The growth and impact of the Hispanic community in terms of size and purchasing power will continue, and brands must get in the game now. It still astounds me that more than 1,500 brands advertise in English and do not advertise in Spanish. By not engaging with this audience, they are not giving them the respect, value, and information they deserve.”

Lee Vann – Executive Chairman and Co-Founder, Captura Group

“The best way to celebrate Hispanics in this country is by rightsizing the level of resources committed towards marketing to this segment. It’s not just the size of the media buy; it’s the human capital, research, agency partners, production. Show a genuine long-term commitment to this growing segment.

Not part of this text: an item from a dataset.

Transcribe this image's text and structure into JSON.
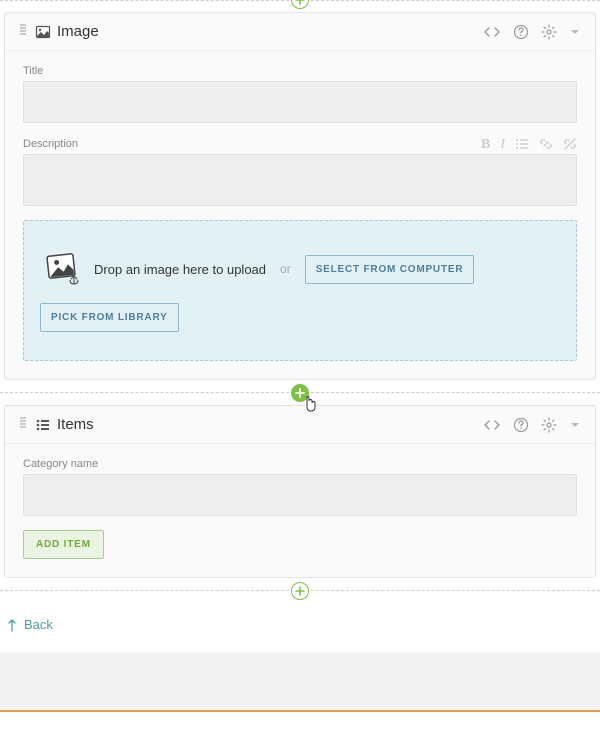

Unless you’re willing to commit for the long run, don’t just show up during Hispanic Heritage Month. Instead, spend a full month immersing yourself and your team in understanding the size of the opportunity. It’ll be eye-opening.”

Marketers should take some of the above comments to rethink and reinvent their HHM celebrations. For example, one idea is to take advantage of the HHM to better connect with employees, prospective employees in colleges and career fairs, customers, and even suppliers. Expand your take on HHM, consider all stakeholders that touch your business, and leverage HHM as a springboard for your efforts, not your short-term destination.

If there’s one thing Hispanics are very proud of is our ability to create and to reinvent ourselves in the face of adversity. Marketers can use Hispanics as an example and work on truly innovative ways to celebrate and honor the largest minority group in the United States.